Mas não está claro quantos casos de asilo nos EUA podem ser exagerados, versus receios genuínos de perseguição.
“É impossível julgar a sinceridade das crenças de alguém – não há janela para a alma humana”, diz Dew-Jones. “Sim, o sistema pode ser alvo de abusos, mas também vemos muitos convertidos legítimos cujos testemunhos e registos da igreja não são levados a sério pelo tribunal de asilo”.
A vida está em espera para aqueles que ficaram para trás
Os resultados do asilo podem variar drasticamente, mesmo dentro de uma família, afirmam requerentes de asilo iranianos e especialistas jurídicos.
No final de junho, oficiais do ICE chegaram à casa de Marjan e Raza em Los Angeles. No vídeo capturado por seu pastor, Marjan é vista desabando do lado de fora enquanto seu marido está detido. Momentos atrás ele implorou por ajuda. O casal – ambos cristãos convertidos do Irão que solicitaram asilo nos Estados Unidos – foram levados para centros de detenção separados. Algumas semanas depois, os casos divergiram: Marjan recebeu asilo na Califórnia, enquanto Reza, preso no Novo México, foi transferido para um terceiro país.
Após as prisões em junho, o Departamento de Segurança Interna disse em sua conta X que “Durante uma operação de fiscalização direcionada em Los Angeles, agentes da Patrulha de Fronteira prenderam dois cidadãos iranianos presentes ilegalmente nos Estados Unidos – ambos identificados como sujeitos de interesse de segurança nacional”.
Imagem enviadaO pastor Ara Torosian, que filmou a prisão, contestou a alegação do Departamento de Segurança Interna de que o casal estava ilegalmente nos Estados Unidos.
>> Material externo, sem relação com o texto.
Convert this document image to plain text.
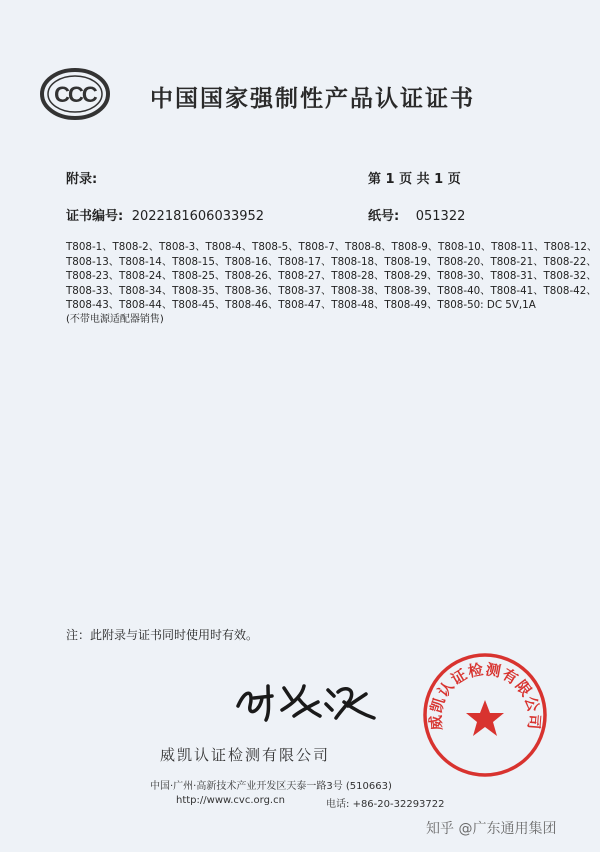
CCC 中国国家强制性产品认证证书
附录:	第 1 页 共 1 页
证书编号: 2022181606033952	纸号: 051322
T808-1、T808-2、T808-3、T808-4、T808-5、T808-7、T808-8、T808-9、T808-10、T808-11、T808-12、
T808-13、T808-14、T808-15、T808-16、T808-17、T808-18、T808-19、T808-20、T808-21、T808-22、
T808-23、T808-24、T808-25、T808-26、T808-27、T808-28、T808-29、T808-30、T808-31、T808-32、
T808-33、T808-34、T808-35、T808-36、T808-37、T808-38、T808-39、T808-40、T808-41、T808-42、
T808-43、T808-44、T808-45、T808-46、T808-47、T808-48、T808-49、T808-50: DC 5V,1A
(不带电源适配器销售)
注：此附录与证书同时使用时有效。
威凯认证检测有限公司
中国·广州·高新技术产业开发区天泰一路3号 (510663)
http://www.cvc.org.cn	电话: +86-20-32293722
威凯认证检测有限公司
知乎 @广东通用集团
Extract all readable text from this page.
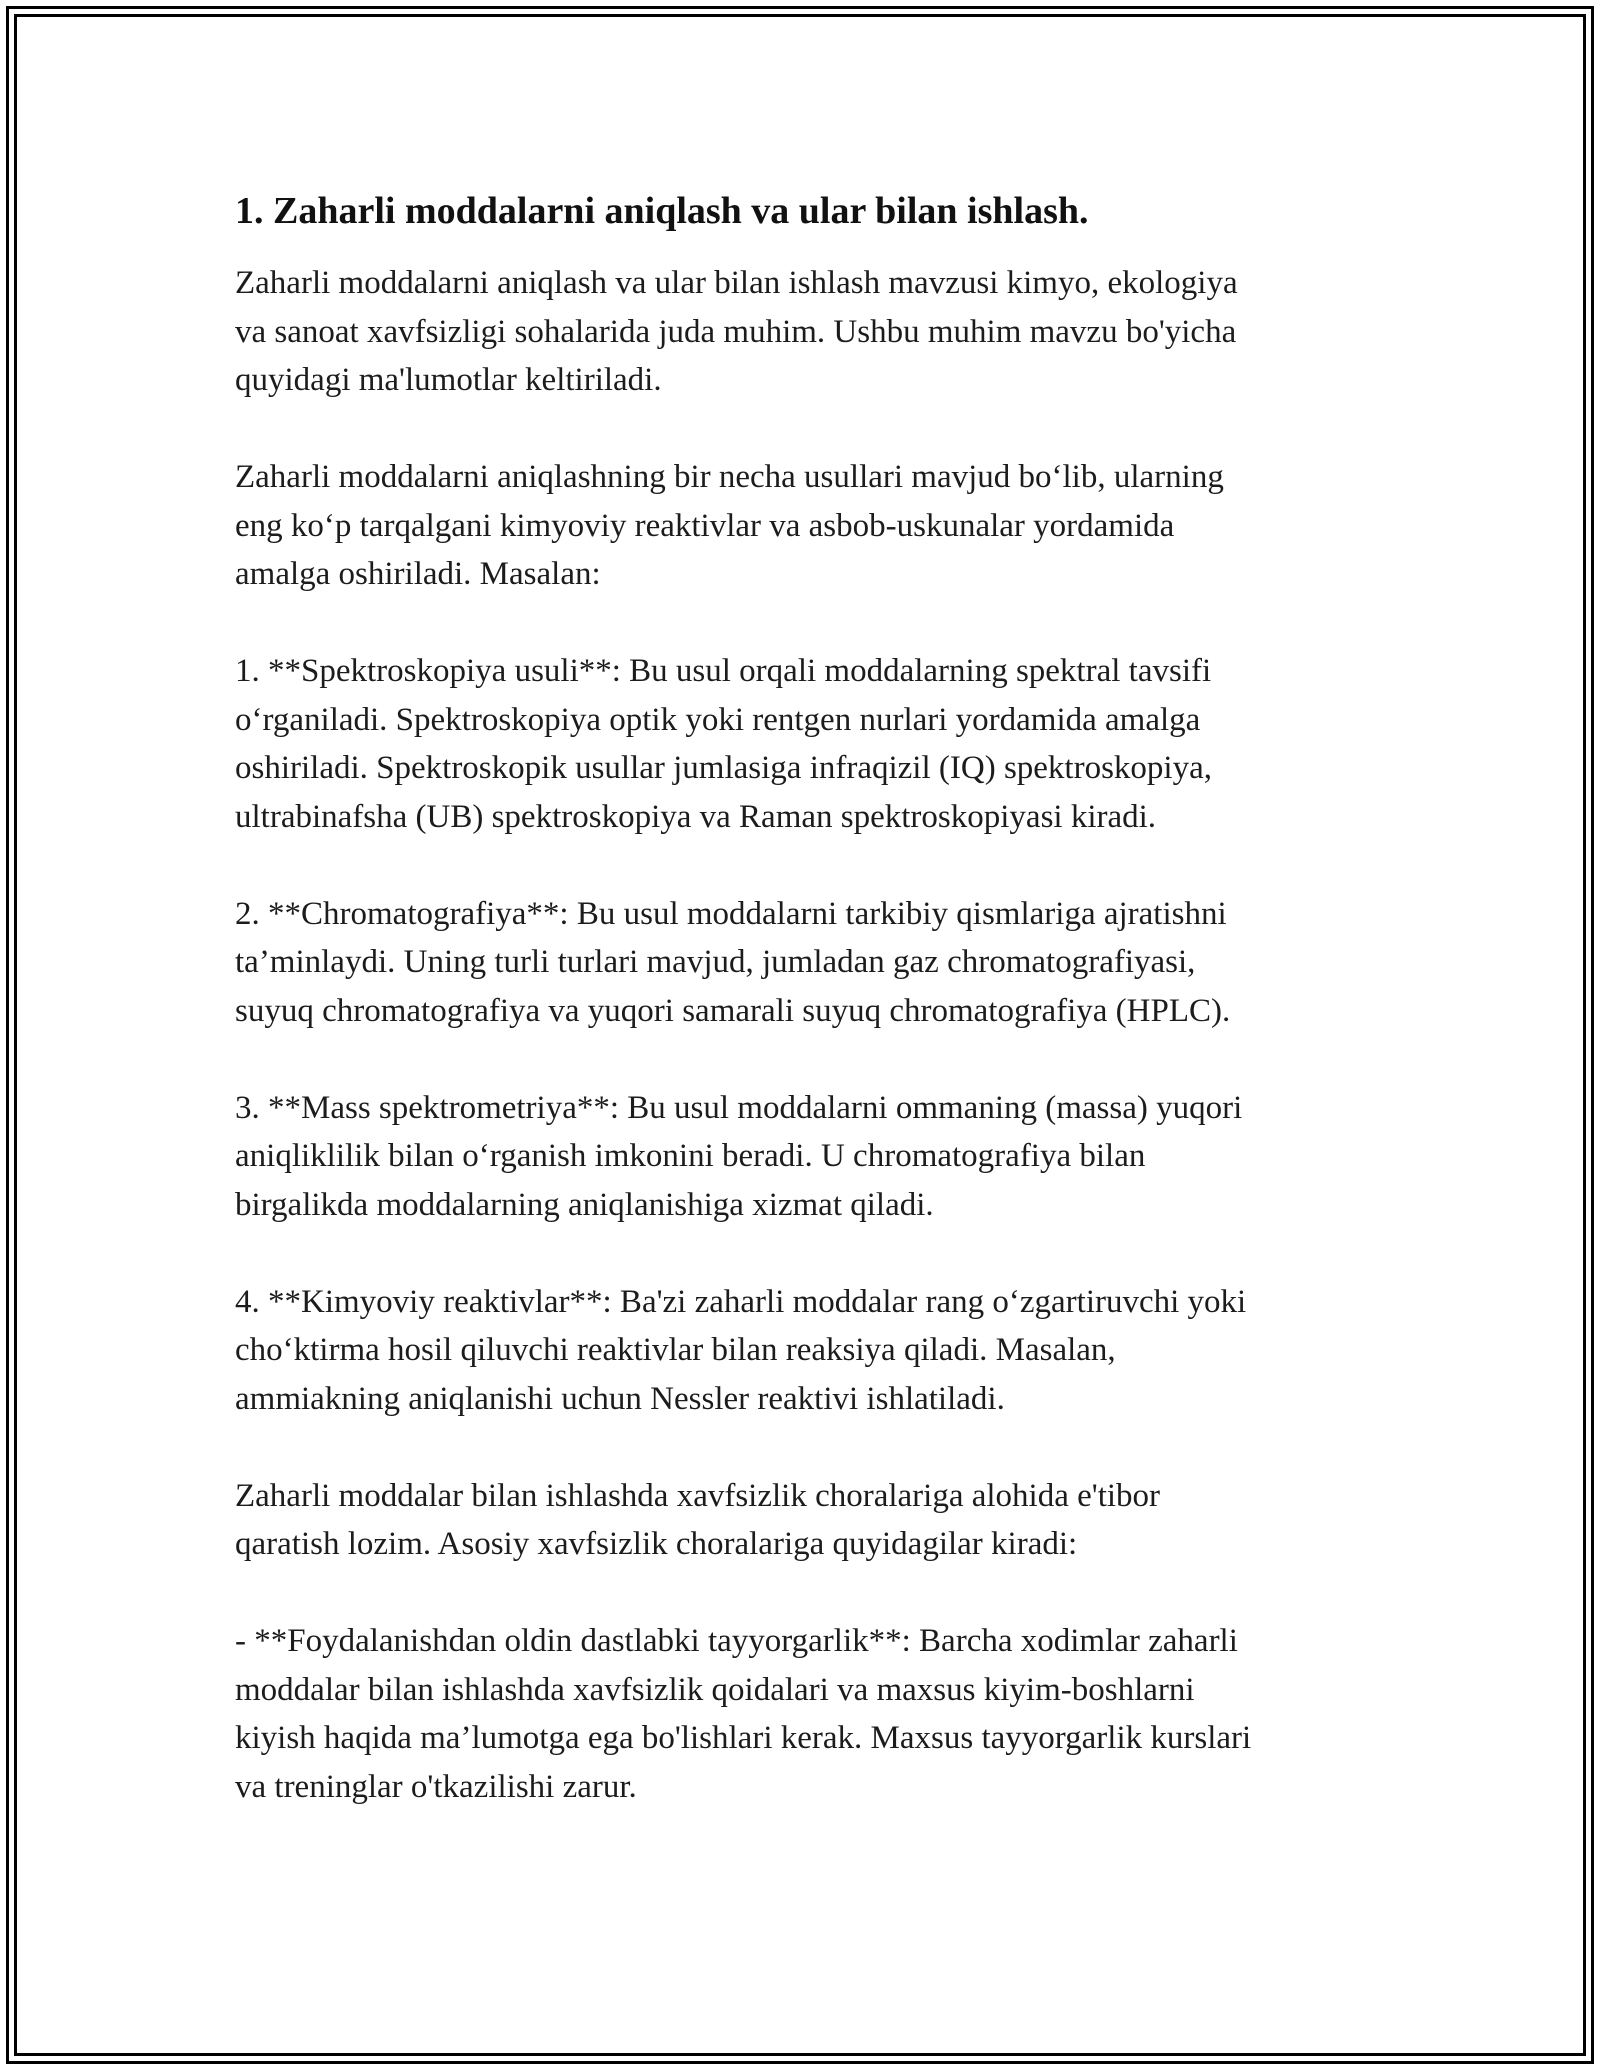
1. Zaharli moddalarni aniqlash va ular bilan ishlash.

Zaharli moddalarni aniqlash va ular bilan ishlash mavzusi kimyo, ekologiya
va sanoat xavfsizligi sohalarida juda muhim. Ushbu muhim mavzu bo'yicha
quyidagi ma'lumotlar keltiriladi.

Zaharli moddalarni aniqlashning bir necha usullari mavjud bo‘lib, ularning
eng ko‘p tarqalgani kimyoviy reaktivlar va asbob-uskunalar yordamida
amalga oshiriladi. Masalan:

1. **Spektroskopiya usuli**: Bu usul orqali moddalarning spektral tavsifi
o‘rganiladi. Spektroskopiya optik yoki rentgen nurlari yordamida amalga
oshiriladi. Spektroskopik usullar jumlasiga infraqizil (IQ) spektroskopiya,
ultrabinafsha (UB) spektroskopiya va Raman spektroskopiyasi kiradi.

2. **Chromatografiya**: Bu usul moddalarni tarkibiy qismlariga ajratishni
ta’minlaydi. Uning turli turlari mavjud, jumladan gaz chromatografiyasi,
suyuq chromatografiya va yuqori samarali suyuq chromatografiya (HPLC).

3. **Mass spektrometriya**: Bu usul moddalarni ommaning (massa) yuqori
aniqliklilik bilan o‘rganish imkonini beradi. U chromatografiya bilan
birgalikda moddalarning aniqlanishiga xizmat qiladi.

4. **Kimyoviy reaktivlar**: Ba'zi zaharli moddalar rang o‘zgartiruvchi yoki
cho‘ktirma hosil qiluvchi reaktivlar bilan reaksiya qiladi. Masalan,
ammiakning aniqlanishi uchun Nessler reaktivi ishlatiladi.

Zaharli moddalar bilan ishlashda xavfsizlik choralariga alohida e'tibor
qaratish lozim. Asosiy xavfsizlik choralariga quyidagilar kiradi:

- **Foydalanishdan oldin dastlabki tayyorgarlik**: Barcha xodimlar zaharli
moddalar bilan ishlashda xavfsizlik qoidalari va maxsus kiyim-boshlarni
kiyish haqida ma’lumotga ega bo'lishlari kerak. Maxsus tayyorgarlik kurslari
va treninglar o'tkazilishi zarur.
Ele diz que eles entraram legalmente por meio de um programa humanitário e têm autorização de trabalho. “Como pode ser perigoso para a esposa, mas não para o marido?” pergunta o pastor Ara Torossian, que fugiu do Irã em 2010 depois de ser detido por contrabando de Bíblias.
Majid, que conseguiu escapar por um aeroporto turco, vive no limbo desde então, enquanto o seu advogado prossegue com o seu caso. Sua esposa, cujo processo de asilo ainda está pendente, agora mora em Los Angeles com a filha de 1,5 anos – uma criança que nunca conheceu o pai.
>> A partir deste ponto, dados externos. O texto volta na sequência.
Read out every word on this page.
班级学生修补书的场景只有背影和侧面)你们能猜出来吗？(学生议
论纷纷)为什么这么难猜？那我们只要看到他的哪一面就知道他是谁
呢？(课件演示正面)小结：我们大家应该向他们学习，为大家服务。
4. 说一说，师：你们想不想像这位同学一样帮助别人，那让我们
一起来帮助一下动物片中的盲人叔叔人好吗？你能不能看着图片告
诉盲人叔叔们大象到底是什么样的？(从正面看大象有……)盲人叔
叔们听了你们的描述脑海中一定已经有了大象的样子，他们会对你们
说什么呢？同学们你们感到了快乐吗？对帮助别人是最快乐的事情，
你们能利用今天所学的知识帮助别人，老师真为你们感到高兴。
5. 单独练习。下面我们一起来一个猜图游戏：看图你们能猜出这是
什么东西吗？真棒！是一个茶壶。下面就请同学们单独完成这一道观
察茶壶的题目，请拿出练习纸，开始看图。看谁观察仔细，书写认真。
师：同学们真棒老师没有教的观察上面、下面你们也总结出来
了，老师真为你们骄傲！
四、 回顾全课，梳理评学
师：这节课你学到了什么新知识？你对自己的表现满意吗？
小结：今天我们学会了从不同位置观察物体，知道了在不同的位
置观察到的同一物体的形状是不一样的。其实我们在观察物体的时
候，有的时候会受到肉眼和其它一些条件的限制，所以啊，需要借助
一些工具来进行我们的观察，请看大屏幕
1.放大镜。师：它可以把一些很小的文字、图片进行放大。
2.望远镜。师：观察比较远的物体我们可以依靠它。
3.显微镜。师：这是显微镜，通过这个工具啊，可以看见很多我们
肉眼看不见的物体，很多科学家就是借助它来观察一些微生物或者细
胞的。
Nos EUA, Ali vive com um amigo da sua igreja e espera que o seu pedido de asilo seja mais bem sucedido do que o da sua esposa, que foi deportada para o Irão este ano.
“Se me concederem asilo, como poderei ficar aqui enquanto a minha mulher estiver no Irão? Se me deportarem, posso ir para a cadeia no momento em que desembarcar.”
Incapaz de trabalhar legalmente ou abrir uma conta bancária. Inicialmente, ele ficou com um parente distante “até que o caso da minha esposa fosse resolvido”, mas nunca foi libertado e, após quase um ano de detenção, foi deportado. Mais tarde, uma pequena igreja deu-lhe abrigo temporário.
“Sempre que me pedem para sair, tenho que dormir no parque”, diz ele.
Ele está aguardando uma audiência de imigração, mas não vê um bom resultado. Sua esposa recebeu outra convocação da inteligência iraniana.
“Se o prenderem e exigirem que eu seja devolvido”, diz ele calmamente, “não terei escolha”.